Se partimos do princípio da empatia, por coerência, talvez. Se o que determina a empatia com outro ser humano é o sistema nervoso em comum, ou talvez mais especificamente o fato dessa similaridade representar uma similaridade de experiência como indivíduo, é turva essa linha entre "nós" e "eles". Um congolês canibal poderia perguntar, "por que traçar a linha entre humanos e não-humanos é mais ético do que entre pigmeus e não-pigmeus?" Ou "entre humanos mentalmente saudáveis e os humanos retardados", para um canibal que tivesse os retardados como prato de escolha por razões éticas.
Não do ponto de vista da linha que separa o sistema nervoso humano dos outros. Pigmeu ou não pigmeu, mentalmente saudável ou não, o sistema nervoso é o mesmo.
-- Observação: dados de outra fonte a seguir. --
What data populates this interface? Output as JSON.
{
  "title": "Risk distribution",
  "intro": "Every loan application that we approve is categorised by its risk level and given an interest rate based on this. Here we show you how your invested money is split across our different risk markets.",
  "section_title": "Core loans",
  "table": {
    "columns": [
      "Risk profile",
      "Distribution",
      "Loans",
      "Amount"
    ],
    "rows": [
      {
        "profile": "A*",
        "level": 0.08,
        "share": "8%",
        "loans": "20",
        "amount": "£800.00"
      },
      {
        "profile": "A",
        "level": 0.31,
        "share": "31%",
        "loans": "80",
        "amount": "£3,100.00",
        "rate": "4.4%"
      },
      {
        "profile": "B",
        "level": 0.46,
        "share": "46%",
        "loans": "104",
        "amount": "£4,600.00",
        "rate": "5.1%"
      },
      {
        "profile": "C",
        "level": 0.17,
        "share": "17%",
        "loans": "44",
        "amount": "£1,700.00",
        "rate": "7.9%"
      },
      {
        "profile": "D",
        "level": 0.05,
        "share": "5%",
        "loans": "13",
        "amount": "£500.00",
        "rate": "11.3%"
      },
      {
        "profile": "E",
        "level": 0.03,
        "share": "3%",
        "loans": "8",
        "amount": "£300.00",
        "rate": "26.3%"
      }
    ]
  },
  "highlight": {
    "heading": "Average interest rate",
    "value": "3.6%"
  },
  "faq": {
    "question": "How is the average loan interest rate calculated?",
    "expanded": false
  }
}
O congolês canibal pode até defender que seu sistema é mais ético, mas o que ele está defendendo é um sistema completamente diferente baseado em seus próprios critérios, não uma linha turva no que separa humanos de não humanos.
Eu não disse que há uma "linha turva" entre o que o canibal defende e o que a maior parte das pessoas defendem, mas que é similarmente arbitrário traçar a linha entre humanos e não-humanos entre tipos de humanos.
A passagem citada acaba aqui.